Les souvenirs de l’embargo de 2014

Lorsque l’Union européenne avait pris des sanctions en 2014 à l’encontre de la Russie en réponse à l’annexion de la Crimée, « l’agriculture avait été le premier secteur ciblé par (le président russe) Vladimir Poutine », a rappelé Christiane Lambert.

 

L’embargo alimentaire russe avait alors touché surtout « le lait, le fromage et tous les produits laitiers ». « Nous n’avons jamais retrouvé les volumes que nous avons perdus à ce moment-là », s’est désolée la présidente de la FNSEA, car Vladimir Poutine « en a profité pour reconquérir sa souveraineté alimentaire ».

 

« Il s’est servi de la diplomatie pour reconstituer son capital productif agricole […] et bien sûr, pour l’agriculture, c’est un sujet de forte inquiétude », a-t-elle poursuivi. La représentante du secteur agricole a dit aussi craindre une nouvelle forte hausse du prix des engrais, qui ont déjà augmenté de 90 % en un an.

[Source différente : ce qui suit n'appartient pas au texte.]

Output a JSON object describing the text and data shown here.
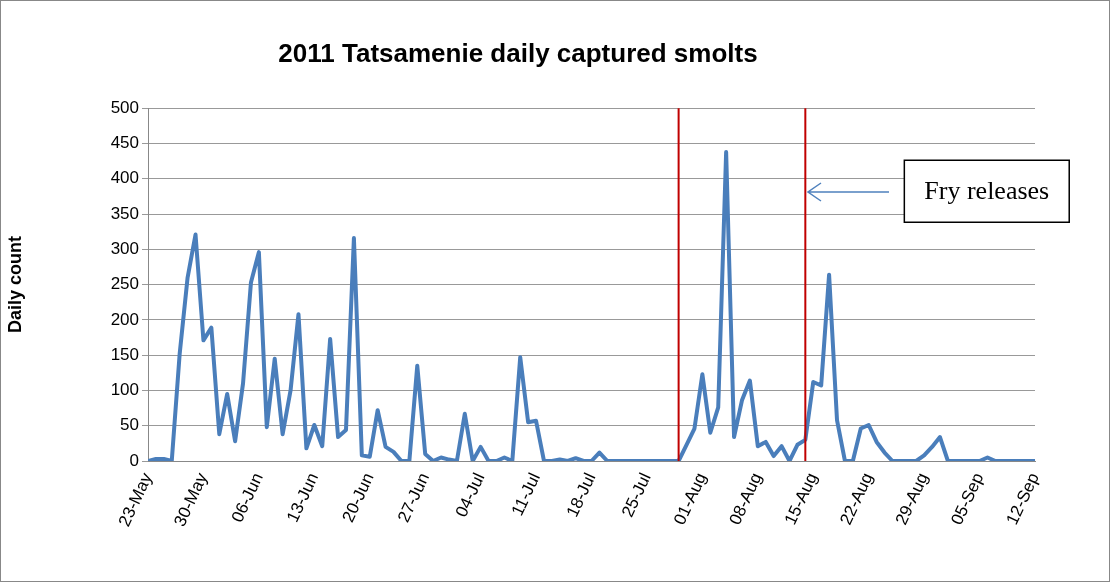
{
  "chart_data": {
    "type": "line",
    "title": "2011 Tatsamenie daily captured smolts",
    "ylabel": "Daily count",
    "x": [
      "2011-05-23",
      "2011-05-24",
      "2011-05-25",
      "2011-05-26",
      "2011-05-27",
      "2011-05-28",
      "2011-05-29",
      "2011-05-30",
      "2011-05-31",
      "2011-06-01",
      "2011-06-02",
      "2011-06-03",
      "2011-06-04",
      "2011-06-05",
      "2011-06-06",
      "2011-06-07",
      "2011-06-08",
      "2011-06-09",
      "2011-06-10",
      "2011-06-11",
      "2011-06-12",
      "2011-06-13",
      "2011-06-14",
      "2011-06-15",
      "2011-06-16",
      "2011-06-17",
      "2011-06-18",
      "2011-06-19",
      "2011-06-20",
      "2011-06-21",
      "2011-06-22",
      "2011-06-23",
      "2011-06-24",
      "2011-06-25",
      "2011-06-26",
      "2011-06-27",
      "2011-06-28",
      "2011-06-29",
      "2011-06-30",
      "2011-07-01",
      "2011-07-02",
      "2011-07-03",
      "2011-07-04",
      "2011-07-05",
      "2011-07-06",
      "2011-07-07",
      "2011-07-08",
      "2011-07-09",
      "2011-07-10",
      "2011-07-11",
      "2011-07-12",
      "2011-07-13",
      "2011-07-14",
      "2011-07-15",
      "2011-07-16",
      "2011-07-17",
      "2011-07-18",
      "2011-07-19",
      "2011-07-20",
      "2011-07-21",
      "2011-07-22",
      "2011-07-23",
      "2011-07-24",
      "2011-07-25",
      "2011-07-26",
      "2011-07-27",
      "2011-07-28",
      "2011-07-29",
      "2011-07-30",
      "2011-07-31",
      "2011-08-01",
      "2011-08-02",
      "2011-08-03",
      "2011-08-04",
      "2011-08-05",
      "2011-08-06",
      "2011-08-07",
      "2011-08-08",
      "2011-08-09",
      "2011-08-10",
      "2011-08-11",
      "2011-08-12",
      "2011-08-13",
      "2011-08-14",
      "2011-08-15",
      "2011-08-16",
      "2011-08-17",
      "2011-08-18",
      "2011-08-19",
      "2011-08-20",
      "2011-08-21",
      "2011-08-22",
      "2011-08-23",
      "2011-08-24",
      "2011-08-25",
      "2011-08-26",
      "2011-08-27",
      "2011-08-28",
      "2011-08-29",
      "2011-08-30",
      "2011-08-31",
      "2011-09-01",
      "2011-09-02",
      "2011-09-03",
      "2011-09-04",
      "2011-09-05",
      "2011-09-06",
      "2011-09-07",
      "2011-09-08",
      "2011-09-09",
      "2011-09-10",
      "2011-09-11",
      "2011-09-12"
    ],
    "values": [
      0,
      3,
      3,
      0,
      152,
      260,
      321,
      171,
      189,
      38,
      95,
      28,
      110,
      253,
      296,
      48,
      145,
      38,
      100,
      208,
      18,
      51,
      21,
      173,
      34,
      44,
      316,
      8,
      6,
      72,
      20,
      13,
      0,
      0,
      135,
      10,
      0,
      5,
      2,
      0,
      67,
      0,
      20,
      0,
      0,
      5,
      0,
      147,
      55,
      57,
      0,
      0,
      2,
      0,
      4,
      0,
      0,
      12,
      0,
      0,
      0,
      0,
      0,
      0,
      0,
      0,
      0,
      0,
      23,
      46,
      123,
      40,
      76,
      438,
      34,
      86,
      114,
      21,
      27,
      7,
      21,
      0,
      23,
      30,
      112,
      107,
      264,
      58,
      0,
      0,
      46,
      51,
      27,
      12,
      0,
      0,
      0,
      0,
      8,
      20,
      34,
      0,
      0,
      0,
      0,
      0,
      5,
      0,
      0,
      0,
      0,
      0,
      0
    ],
    "color": "#4a7ebb",
    "marker": "none",
    "xlim": [
      "2011-05-23",
      "2011-09-12"
    ],
    "xticks": [
      {
        "value": "2011-05-23",
        "label": "23-May"
      },
      {
        "value": "2011-05-30",
        "label": "30-May"
      },
      {
        "value": "2011-06-06",
        "label": "06-Jun"
      },
      {
        "value": "2011-06-13",
        "label": "13-Jun"
      },
      {
        "value": "2011-06-20",
        "label": "20-Jun"
      },
      {
        "value": "2011-06-27",
        "label": "27-Jun"
      },
      {
        "value": "2011-07-04",
        "label": "04-Jul"
      },
      {
        "value": "2011-07-11",
        "label": "11-Jul"
      },
      {
        "value": "2011-07-18",
        "label": "18-Jul"
      },
      {
        "value": "2011-07-25",
        "label": "25-Jul"
      },
      {
        "value": "2011-08-01",
        "label": "01-Aug"
      },
      {
        "value": "2011-08-08",
        "label": "08-Aug"
      },
      {
        "value": "2011-08-15",
        "label": "15-Aug"
      },
      {
        "value": "2011-08-22",
        "label": "22-Aug"
      },
      {
        "value": "2011-08-29",
        "label": "29-Aug"
      },
      {
        "value": "2011-09-05",
        "label": "05-Sep"
      },
      {
        "value": "2011-09-12",
        "label": "12-Sep"
      }
    ],
    "ylim": [
      0,
      500
    ],
    "yticks": [
      0,
      50,
      100,
      150,
      200,
      250,
      300,
      350,
      400,
      450,
      500
    ],
    "grid": "y",
    "ref_lines": [
      {
        "axis": "x",
        "value": "2011-07-29",
        "color": "#c00000"
      },
      {
        "axis": "x",
        "value": "2011-08-14",
        "color": "#c00000"
      }
    ],
    "annotations": [
      "Fry releases"
    ]
  }
}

L’Ukraine représente 12 % des exportations mondiales de blé

« Vladimir Poutine a la main sur le robinet du gaz et pour faire des engrais, il faut du gaz », a-t-elle souligné, prédisant « indéniablement » des « répercussions sur les prix de production pour les industries agroalimentaires ».

 

Christiane Lambert s’est par ailleurs inquiétée des « incidences sur les marchés » car l’Ukraine, qui représente 12 % des exportations mondiales de blé, concentre « une part importante de (sa) production » dans les deux zones envahies.

 

« Il y a un risque de moins de livraisons, donc de pénurie alimentaire dans des régions où ça peut représenter également une instabilité politique », a-t-elle affirmé, jugeant cette « déstabilisation de la géopolitique du blé […] très préoccupante ».